In der täglichen Medienberichterstattung lesen wir sehr selten von Zwangsräumungen. Einzig spektakuläre Fälle erregen die Aufmerksamkeit der Öffentlichkeit. Dabei sind Zwangsräumungen keine Einzelfälle. Genaue Zahlen liegen auf Grund fehlender Statistiken nicht vor. Die HAZ schrieb 2013 in einem Artikel von mehr als 700 Zwangsräumungen in Hannover jährlich. Berichtet wird vor allem wenn sich Widerstand regt. Entweder individuell, zum Beispiel wenn sich ein Mieter aus Protest selbst verletzte oder aber, wenn sich Menschen solidarisch mit den Betroffenen zeigen und bei der Abwehr der Räumung unterstützen, wie es zuletzt in Linden- Süd der Fall war, als Aktivist_innen den Eingangsbereich des Hauses für ein gemeinsames Frühstück nutzten. Um eine öffentliche Diskussion zu erreichen muss schon alleine aus diesem Grund interveniert werden.

Zwangsräumungen verhindern!

Zwangsräumungen sind die direkteste und gewaltvollste Form der Verdrängung von Menschen aus ihrem sozialen Umfeld.

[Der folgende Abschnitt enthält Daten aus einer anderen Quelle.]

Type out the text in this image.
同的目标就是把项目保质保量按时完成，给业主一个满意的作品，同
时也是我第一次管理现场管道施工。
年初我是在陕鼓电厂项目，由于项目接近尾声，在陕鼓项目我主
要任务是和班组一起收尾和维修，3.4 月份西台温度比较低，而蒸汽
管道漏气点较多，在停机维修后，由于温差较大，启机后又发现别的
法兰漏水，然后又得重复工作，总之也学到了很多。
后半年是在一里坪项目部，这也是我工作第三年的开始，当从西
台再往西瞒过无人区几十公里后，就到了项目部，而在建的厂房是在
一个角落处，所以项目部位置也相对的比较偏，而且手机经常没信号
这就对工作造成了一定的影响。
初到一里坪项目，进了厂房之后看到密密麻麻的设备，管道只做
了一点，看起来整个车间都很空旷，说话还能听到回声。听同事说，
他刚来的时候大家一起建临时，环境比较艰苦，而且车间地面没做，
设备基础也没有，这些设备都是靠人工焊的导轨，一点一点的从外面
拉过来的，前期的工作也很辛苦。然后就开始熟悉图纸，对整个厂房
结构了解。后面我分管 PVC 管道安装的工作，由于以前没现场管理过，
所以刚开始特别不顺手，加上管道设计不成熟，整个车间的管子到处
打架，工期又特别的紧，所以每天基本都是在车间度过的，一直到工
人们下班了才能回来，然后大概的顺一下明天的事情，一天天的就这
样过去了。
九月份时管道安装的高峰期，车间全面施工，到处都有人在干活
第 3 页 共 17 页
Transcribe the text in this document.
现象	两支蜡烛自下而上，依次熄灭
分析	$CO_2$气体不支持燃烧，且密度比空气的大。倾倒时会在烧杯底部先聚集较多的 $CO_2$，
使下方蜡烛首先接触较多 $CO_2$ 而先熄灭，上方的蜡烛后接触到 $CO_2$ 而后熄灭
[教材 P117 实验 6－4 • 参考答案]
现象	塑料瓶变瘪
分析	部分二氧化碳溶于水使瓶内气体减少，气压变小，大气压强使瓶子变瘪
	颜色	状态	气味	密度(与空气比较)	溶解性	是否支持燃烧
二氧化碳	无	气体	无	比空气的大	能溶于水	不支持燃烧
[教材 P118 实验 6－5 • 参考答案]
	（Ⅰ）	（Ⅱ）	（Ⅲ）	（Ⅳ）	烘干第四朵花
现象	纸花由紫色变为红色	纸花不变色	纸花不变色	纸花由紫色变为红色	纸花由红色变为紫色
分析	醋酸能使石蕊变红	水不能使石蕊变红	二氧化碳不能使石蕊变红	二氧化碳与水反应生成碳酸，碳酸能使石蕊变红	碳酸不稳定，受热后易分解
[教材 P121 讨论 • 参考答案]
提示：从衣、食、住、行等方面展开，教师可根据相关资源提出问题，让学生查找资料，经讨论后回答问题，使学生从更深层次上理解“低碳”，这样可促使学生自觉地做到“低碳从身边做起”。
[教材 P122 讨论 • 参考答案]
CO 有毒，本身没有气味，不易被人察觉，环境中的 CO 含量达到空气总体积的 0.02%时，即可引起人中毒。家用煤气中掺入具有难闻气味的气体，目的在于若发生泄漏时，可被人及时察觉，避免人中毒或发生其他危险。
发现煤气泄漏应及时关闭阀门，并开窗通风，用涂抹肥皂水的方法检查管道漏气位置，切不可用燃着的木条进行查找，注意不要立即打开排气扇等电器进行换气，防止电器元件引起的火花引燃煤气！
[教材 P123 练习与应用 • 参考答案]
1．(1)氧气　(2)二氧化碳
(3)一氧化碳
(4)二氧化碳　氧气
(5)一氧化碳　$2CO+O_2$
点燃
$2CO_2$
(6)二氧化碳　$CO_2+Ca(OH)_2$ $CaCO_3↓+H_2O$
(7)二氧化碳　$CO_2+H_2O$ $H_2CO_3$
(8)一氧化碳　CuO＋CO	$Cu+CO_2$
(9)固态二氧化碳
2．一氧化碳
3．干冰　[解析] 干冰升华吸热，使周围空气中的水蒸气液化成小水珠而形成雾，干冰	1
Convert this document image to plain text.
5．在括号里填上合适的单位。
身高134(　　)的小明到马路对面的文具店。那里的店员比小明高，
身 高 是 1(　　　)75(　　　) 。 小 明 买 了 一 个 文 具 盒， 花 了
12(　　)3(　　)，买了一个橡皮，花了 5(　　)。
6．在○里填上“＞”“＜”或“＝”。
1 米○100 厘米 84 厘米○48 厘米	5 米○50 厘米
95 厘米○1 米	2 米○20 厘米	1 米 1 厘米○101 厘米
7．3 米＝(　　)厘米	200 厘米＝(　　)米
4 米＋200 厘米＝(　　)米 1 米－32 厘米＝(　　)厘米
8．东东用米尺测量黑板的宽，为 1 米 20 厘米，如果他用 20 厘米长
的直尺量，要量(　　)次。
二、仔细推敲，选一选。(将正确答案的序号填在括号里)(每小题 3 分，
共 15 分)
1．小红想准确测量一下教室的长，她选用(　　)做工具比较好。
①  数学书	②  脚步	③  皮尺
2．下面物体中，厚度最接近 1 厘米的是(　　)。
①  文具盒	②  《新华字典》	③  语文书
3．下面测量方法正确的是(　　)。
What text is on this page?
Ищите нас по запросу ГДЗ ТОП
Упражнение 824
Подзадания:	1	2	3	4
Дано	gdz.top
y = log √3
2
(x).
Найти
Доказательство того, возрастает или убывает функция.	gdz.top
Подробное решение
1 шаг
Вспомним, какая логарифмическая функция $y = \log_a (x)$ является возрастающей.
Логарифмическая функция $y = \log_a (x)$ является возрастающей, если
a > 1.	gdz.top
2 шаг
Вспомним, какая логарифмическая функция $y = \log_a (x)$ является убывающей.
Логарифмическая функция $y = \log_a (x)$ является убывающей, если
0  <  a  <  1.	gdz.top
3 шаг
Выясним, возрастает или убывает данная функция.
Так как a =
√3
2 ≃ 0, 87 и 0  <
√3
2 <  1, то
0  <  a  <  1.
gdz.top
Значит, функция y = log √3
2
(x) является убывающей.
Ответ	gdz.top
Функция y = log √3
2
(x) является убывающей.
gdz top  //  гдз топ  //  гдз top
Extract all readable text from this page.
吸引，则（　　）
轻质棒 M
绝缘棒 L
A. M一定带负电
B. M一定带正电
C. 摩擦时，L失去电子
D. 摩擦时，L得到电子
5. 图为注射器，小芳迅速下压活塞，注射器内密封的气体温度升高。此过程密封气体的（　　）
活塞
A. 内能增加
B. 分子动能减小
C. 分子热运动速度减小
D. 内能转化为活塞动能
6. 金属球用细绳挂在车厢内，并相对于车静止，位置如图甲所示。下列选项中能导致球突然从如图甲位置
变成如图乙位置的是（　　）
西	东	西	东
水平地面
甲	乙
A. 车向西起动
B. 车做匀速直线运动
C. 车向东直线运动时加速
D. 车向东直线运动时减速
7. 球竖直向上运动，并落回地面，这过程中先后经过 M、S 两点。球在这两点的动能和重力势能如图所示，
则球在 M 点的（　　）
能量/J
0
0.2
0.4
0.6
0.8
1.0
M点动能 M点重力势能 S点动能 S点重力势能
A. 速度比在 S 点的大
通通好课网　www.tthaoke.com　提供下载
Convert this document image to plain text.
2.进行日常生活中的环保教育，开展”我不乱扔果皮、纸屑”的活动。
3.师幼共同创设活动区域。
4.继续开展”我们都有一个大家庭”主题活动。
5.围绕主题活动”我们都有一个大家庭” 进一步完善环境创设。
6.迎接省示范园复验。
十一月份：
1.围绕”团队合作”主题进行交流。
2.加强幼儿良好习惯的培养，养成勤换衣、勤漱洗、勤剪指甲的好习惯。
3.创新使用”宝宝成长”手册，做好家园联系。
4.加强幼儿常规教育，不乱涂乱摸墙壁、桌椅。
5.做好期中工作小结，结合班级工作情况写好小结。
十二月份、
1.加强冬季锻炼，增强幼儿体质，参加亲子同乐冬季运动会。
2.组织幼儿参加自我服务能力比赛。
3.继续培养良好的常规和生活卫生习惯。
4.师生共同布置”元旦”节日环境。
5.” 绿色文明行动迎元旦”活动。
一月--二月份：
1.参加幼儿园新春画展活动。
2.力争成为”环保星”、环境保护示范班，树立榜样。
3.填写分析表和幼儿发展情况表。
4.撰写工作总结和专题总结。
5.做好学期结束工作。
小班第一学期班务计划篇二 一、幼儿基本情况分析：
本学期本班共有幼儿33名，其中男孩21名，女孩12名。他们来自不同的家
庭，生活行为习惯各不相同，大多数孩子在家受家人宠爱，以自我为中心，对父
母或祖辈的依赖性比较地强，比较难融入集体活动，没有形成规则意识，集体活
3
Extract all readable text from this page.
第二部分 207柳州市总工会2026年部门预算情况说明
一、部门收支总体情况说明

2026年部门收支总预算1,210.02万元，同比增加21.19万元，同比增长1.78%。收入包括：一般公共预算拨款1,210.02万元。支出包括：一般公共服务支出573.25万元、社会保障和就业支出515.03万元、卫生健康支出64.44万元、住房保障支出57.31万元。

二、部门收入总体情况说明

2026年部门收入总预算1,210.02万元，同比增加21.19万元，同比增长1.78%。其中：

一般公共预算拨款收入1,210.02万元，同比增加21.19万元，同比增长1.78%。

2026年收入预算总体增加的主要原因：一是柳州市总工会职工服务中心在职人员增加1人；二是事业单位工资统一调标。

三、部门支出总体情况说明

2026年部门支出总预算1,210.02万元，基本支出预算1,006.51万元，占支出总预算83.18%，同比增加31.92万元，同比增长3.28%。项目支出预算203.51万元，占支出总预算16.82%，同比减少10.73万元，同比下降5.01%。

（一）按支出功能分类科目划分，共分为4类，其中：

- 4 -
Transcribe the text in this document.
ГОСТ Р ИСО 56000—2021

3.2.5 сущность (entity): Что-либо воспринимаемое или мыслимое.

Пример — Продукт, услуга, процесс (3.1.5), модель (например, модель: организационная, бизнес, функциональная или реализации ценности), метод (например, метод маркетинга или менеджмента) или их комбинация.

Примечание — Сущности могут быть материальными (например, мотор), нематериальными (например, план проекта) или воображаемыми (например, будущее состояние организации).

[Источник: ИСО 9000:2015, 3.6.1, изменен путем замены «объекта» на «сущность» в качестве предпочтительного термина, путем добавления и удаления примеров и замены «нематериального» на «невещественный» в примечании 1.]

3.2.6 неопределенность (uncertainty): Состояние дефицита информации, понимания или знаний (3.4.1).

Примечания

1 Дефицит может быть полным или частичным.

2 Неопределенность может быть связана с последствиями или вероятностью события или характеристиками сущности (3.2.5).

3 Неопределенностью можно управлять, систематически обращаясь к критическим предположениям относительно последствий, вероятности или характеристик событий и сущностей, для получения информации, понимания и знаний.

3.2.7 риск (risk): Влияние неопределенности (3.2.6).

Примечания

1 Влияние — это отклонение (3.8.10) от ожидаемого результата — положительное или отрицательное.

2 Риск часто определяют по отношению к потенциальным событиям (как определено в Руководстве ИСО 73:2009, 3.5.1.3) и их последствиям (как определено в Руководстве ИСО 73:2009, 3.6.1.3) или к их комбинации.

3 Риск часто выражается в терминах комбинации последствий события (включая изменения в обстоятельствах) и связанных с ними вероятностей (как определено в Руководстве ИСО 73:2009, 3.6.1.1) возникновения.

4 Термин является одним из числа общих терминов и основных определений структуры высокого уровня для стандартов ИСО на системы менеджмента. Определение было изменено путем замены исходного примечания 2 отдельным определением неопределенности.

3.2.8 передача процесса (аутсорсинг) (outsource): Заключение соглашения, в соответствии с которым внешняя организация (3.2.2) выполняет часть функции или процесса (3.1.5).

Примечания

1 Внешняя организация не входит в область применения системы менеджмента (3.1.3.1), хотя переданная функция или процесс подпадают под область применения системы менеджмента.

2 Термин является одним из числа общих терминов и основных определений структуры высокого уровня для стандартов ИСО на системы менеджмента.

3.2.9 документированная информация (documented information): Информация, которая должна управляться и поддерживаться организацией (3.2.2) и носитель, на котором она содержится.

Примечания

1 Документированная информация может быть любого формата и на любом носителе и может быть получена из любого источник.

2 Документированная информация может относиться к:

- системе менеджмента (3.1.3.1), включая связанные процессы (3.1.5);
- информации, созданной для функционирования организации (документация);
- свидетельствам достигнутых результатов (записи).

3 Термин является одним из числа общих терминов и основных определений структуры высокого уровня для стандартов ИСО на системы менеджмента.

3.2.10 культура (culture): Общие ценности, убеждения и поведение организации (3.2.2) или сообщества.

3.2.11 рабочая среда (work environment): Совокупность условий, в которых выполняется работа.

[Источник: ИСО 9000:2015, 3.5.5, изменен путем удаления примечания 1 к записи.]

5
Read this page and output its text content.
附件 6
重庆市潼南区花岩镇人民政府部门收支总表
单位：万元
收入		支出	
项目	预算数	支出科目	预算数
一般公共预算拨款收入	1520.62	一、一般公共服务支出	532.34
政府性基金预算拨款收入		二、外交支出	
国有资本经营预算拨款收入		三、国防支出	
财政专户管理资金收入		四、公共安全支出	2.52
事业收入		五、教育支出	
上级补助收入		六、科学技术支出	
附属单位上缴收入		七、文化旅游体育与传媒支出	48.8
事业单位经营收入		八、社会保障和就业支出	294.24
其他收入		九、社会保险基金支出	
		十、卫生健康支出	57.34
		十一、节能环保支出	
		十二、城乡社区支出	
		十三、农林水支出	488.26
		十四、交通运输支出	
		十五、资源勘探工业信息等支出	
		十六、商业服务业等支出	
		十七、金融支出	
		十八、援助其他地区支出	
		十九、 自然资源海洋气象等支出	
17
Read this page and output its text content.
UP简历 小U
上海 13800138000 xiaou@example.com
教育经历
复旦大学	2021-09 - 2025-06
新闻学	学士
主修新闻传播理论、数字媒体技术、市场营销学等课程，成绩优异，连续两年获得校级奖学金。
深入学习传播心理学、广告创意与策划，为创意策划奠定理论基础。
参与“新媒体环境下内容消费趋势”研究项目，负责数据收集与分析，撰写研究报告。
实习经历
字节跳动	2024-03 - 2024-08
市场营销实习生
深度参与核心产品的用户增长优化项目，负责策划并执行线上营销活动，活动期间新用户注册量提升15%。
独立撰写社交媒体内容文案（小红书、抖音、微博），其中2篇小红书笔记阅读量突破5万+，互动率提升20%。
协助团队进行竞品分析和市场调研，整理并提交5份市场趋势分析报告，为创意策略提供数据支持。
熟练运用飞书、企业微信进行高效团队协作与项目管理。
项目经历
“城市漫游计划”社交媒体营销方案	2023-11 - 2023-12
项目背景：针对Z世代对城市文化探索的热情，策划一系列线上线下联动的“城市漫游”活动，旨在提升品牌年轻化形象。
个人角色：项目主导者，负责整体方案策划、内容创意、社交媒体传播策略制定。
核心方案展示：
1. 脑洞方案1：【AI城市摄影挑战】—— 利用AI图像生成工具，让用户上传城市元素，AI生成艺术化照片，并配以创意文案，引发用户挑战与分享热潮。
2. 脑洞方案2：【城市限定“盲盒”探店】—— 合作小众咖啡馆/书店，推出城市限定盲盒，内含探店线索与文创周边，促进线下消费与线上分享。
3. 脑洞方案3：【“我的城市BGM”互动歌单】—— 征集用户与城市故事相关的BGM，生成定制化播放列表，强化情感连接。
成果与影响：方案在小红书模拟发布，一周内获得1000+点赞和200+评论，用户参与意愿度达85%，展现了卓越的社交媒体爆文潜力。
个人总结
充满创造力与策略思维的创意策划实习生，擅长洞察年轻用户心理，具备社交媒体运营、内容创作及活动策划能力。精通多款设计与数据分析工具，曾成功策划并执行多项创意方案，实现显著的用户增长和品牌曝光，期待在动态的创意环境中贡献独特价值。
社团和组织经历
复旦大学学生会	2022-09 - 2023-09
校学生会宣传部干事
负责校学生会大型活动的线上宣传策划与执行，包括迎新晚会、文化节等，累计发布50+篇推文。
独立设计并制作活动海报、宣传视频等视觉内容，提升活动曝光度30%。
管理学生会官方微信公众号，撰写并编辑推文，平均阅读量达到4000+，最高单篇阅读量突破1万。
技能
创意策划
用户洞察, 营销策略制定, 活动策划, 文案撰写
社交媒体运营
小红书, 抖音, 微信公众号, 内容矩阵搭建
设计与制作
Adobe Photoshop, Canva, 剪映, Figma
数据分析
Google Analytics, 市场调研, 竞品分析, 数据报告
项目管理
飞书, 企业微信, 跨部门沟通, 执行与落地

Mit Hilfe staatlicher Gewalt werden Menschen aus ihren Wohnungen verjagt und marktwirtschaftliche Interessen vor das Grundbedürfnis nach Wohnraum und sozialer Anbindung gestellt.
Einmal mehr wird Recht auf Eigentum und somit die Interessen von Vermieter_innen höher bewertet als das existenzielle Recht auf Wohnraum. Dabei ist die Zwangsräumung nur die offensichtlichste Maßnahme Mieter_innen ihre Wohnungen streitig zu machen. Aufforderungen des Jobcenter, die Mietkosten zu senken, die einem Zwangsumzug gleichkommen, oder die gesetzlich vorgesehene Erhöhung der Wohnungsmiete auf Grund von Modernisierungsabsichten sind Instrumente um eine verwertungsorientierte Wohnraumpolitik durchzusetzen. Auf juristischer Ebene schaffen staatliche Institutionen die Voraussetzung für Zwangsräumungen und setzen diese Mit Hilfe staatlicher Gewalt durch.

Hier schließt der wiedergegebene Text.